Ironically, what we learn is that we were never really secure in those things in the first place, we just felt that way. It was a false security. But it was such a pleasant and comforting feeling that we never examined it too deeply. The feelings were merely props like those used in movie studios. They looked solid and real, but they were just thin veneers that easily deceived us.
While having your security removed from you is a terribly painful reality, it is an instructive one. Security is not a bad thing, nor is wanting security. We must just be very, very careful where we place it, and whom we place it in. The best of people can let us down. The most secure of situations can go south suddenly and without warning.
There is only one place to go for true security, and that is in the One who holds all things together. Everything in our lives is in constant transition. This means that earthly security is going to be a transient experience at best. Only God never changes (Mal 3:6).

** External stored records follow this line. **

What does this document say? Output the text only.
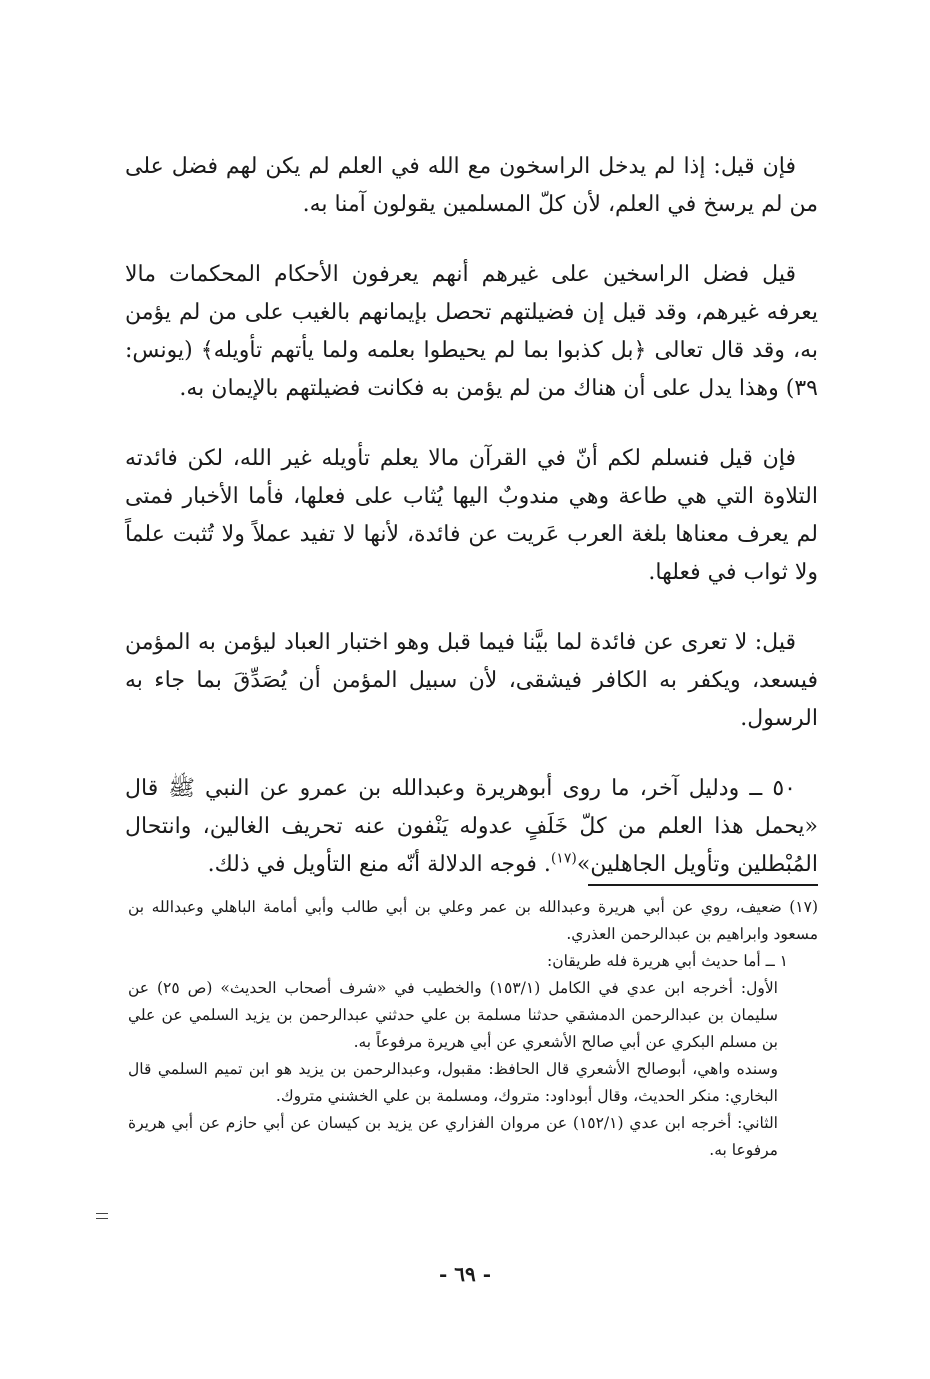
فإن قيل: إذا لم يدخل الراسخون مع الله في العلم لم يكن لهم فضل على من لم يرسخ في العلم، لأن كلّ المسلمين يقولون آمنا به.

قيل فضل الراسخين على غيرهم أنهم يعرفون الأحكام المحكمات مالا يعرفه غيرهم، وقد قيل إن فضيلتهم تحصل بإيمانهم بالغيب على من لم يؤمن به، وقد قال تعالى ﴿بل كذبوا بما لم يحيطوا بعلمه ولما يأتهم تأويله﴾ (يونس: ٣٩) وهذا يدل على أن هناك من لم يؤمن به فكانت فضيلتهم بالإيمان به.

فإن قيل فنسلم لكم أنّ في القرآن مالا يعلم تأويله غير الله، لكن فائدته التلاوة التي هي طاعة وهي مندوبٌ اليها يُثاب على فعلها، فأما الأخبار فمتى لم يعرف معناها بلغة العرب عَريت عن فائدة، لأنها لا تفيد عملاً ولا تُثبت علماً ولا ثواب في فعلها.

قيل: لا تعرى عن فائدة لما بيَّنا فيما قبل وهو اختبار العباد ليؤمن به المؤمن فيسعد، ويكفر به الكافر فيشقى، لأن سبيل المؤمن أن يُصَدِّقَ بما جاء به الرسول.

٥٠ ــ ودليل آخر، ما روى أبوهريرة وعبدالله بن عمرو عن النبي ﷺ قال «يحمل هذا العلم من كلّ خَلَفٍ عدوله يَنْفون عنه تحريف الغالين، وانتحال المُبْطلين وتأويل الجاهلين»$^{(١٧)}$. فوجه الدلالة أنّه منع التأويل في ذلك.

(١٧) ضعيف، روي عن أبي هريرة وعبدالله بن عمر وعلي بن أبي طالب وأبي أمامة الباهلي وعبدالله بن مسعود وابراهيم بن عبدالرحمن العذري.

١ ــ أما حديث أبي هريرة فله طريقان:

الأول: أخرجه ابن عدي في الكامل (١٥٣/١) والخطيب في «شرف أصحاب الحديث» (ص ٢٥) عن سليمان بن عبدالرحمن الدمشقي حدثنا مسلمة بن علي حدثني عبدالرحمن بن يزيد السلمي عن علي بن مسلم البكري عن أبي صالح الأشعري عن أبي هريرة مرفوعاً به.

وسنده واهي، أبوصالح الأشعري قال الحافظ: مقبول، وعبدالرحمن بن يزيد هو ابن تميم السلمي قال البخاري: منكر الحديث، وقال أبوداود: متروك، ومسلمة بن علي الخشني متروك.

الثاني: أخرجه ابن عدي (١٥٢/١) عن مروان الفزاري عن يزيد بن كيسان عن أبي حازم عن أبي هريرة مرفوعا به.

- ٦٩ -
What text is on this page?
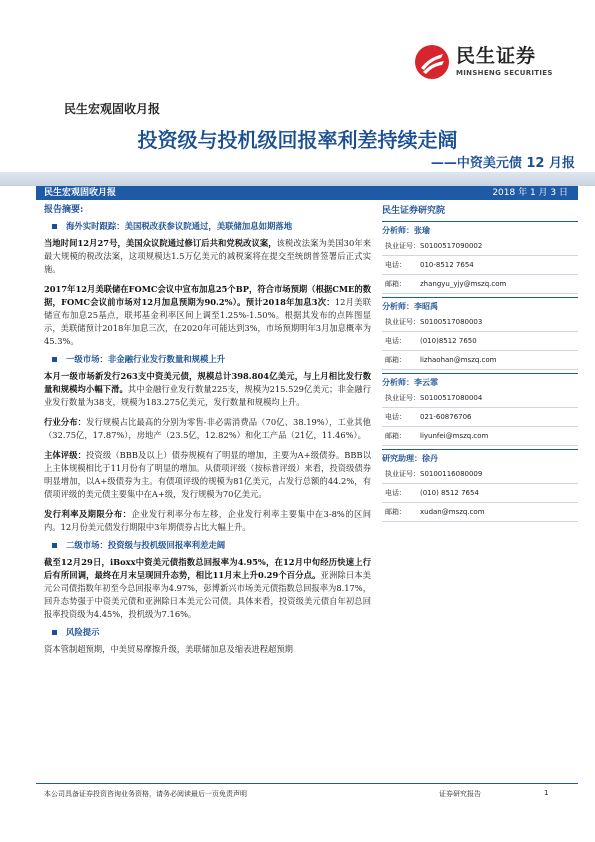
民生证券
MINSHENG SECURITIES
民生宏观固收月报
投资级与投机级回报率利差持续走阔
——中资美元债 12 月报
民生宏观固收月报	2018 年 1 月 3 日

报告摘要:

海外实时跟踪：美国税改获参议院通过，美联储加息如期落地

当地时间12月27号，美国众议院通过修订后共和党税改议案，该税改法案为美国30年来最大规模的税改法案，这项规模达1.5万亿美元的减税案将在提交至统朗普签署后正式实施。

2017年12月美联储在FOMC会议中宣布加息25个BP，符合市场预期（根据CME的数据，FOMC会议前市场对12月加息预期为90.2%）。预计2018年加息3次：12月美联储宣布加息25基点，联邦基金利率区间上调至1.25%-1.50%。根据其发布的点阵图显示，美联储预计2018年加息三次，在2020年可能达到3%，市场预期明年3月加息概率为45.3%。

一级市场：非金融行业发行数量和规模上升

本月一级市场新发行263支中资美元债，规模总计398.804亿美元，与上月相比发行数量和规模均小幅下滑。其中金融行业发行数量225支，规模为215.529亿美元；非金融行业发行数量为38支，规模为183.275亿美元，发行数量和规模均上升。

行业分布：发行规模占比最高的分别为零售-非必需消费品（70亿、38.19%），工业其他（32.75亿，17.87%），房地产（23.5亿，12.82%）和化工产品（21亿，11.46%）。

主体评级：投资级（BBB及以上）债券规模有了明显的增加，主要为A+级债券。BBB以上主体规模相比于11月份有了明显的增加。从债项评级（按标普评级）来看，投资级债券明显增加，以A+级债券为主。有债项评级的规模为81亿美元，占发行总额的44.2%，有债项评级的美元债主要集中在A+级，发行规模为70亿美元。

发行利率及期限分布：企业发行利率分布左移，企业发行利率主要集中在3-8%的区间内。12月份美元债发行期限中3年期债券占比大幅上升。

二级市场：投资级与投机级回报率利差走阔

截至12月29日，iBoxx中资美元债指数总回报率为4.95%，在12月中旬经历快速上行后有所回调，最终在月末呈现回升态势，相比11月末上升0.29个百分点。亚洲除日本美元公司债指数年初至今总回报率为4.97%，彭博新兴市场美元债指数总回报率为8.17%，回升态势强于中资美元债和亚洲除日本美元公司债。具体来看，投资级美元债自年初总回报率投资级为4.45%，投机级为7.16%。

风险提示

资本管制超预期，中美贸易摩擦升级，美联储加息及缩表进程超预期

民生证券研究院
分析师：张瑜
执业证号： S0100517090002
电话： 010-8512 7654
邮箱： zhangyu_yjy@mszq.com
分析师：李昭禹
执业证号： S0100517080003
电话： (010)8512 7650
邮箱： lizhaohan@mszq.com
分析师：李云霏
执业证号： S0100517080004
电话： 021-60876706
邮箱： liyunfei@mszq.com
研究助理：徐丹
执业证号： S0100116080009
电话： (010) 8512 7654
邮箱： xudan@mszq.com
本公司具备证券投资咨询业务资格，请务必阅读最后一页免责声明	证券研究报告	1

We are often tempted to place our security in the blessings and gifts that God has so generously given us. But even all those things are temporary. It is only the Giver who never changes. We can end up trusting in what God has provided for us, rather than in God Himself. We end up becoming devoted to the gift, rather than the One who gave it to us. We never do this intentionally. It is just one of the pitfalls of desiring earthly security.
It was Corrie Ten Boom, the survivor of a German Concentration camp, who taught that we should never hold things too tightly, because it hurts so much when the Lord has to pry our fingers loose from them. But it is precisely this pain that the Lord is trying to spare us from. He knows that there is no security in life apart from Him. Far from trying to make us miserable, He is trying to safeguard our hearts from inevitable pain and disillusionment.
True security is in knowing that there is a God and that He does indeed love me. It involves knowing that He alone will never fail me or desert me in this life. He alone will never change, though everything around us does. True security looks to the character of God for security, not the transient and fragile facades of earthly security that look so appealing.
True security involves keeping one eye firmly fixed on eternity, remembering that only then and there will life be totally secure, safe and trouble free. Only with Christ is there any true security. Everything else is just illusion.
Don’t give up on security; just be careful where you seek it.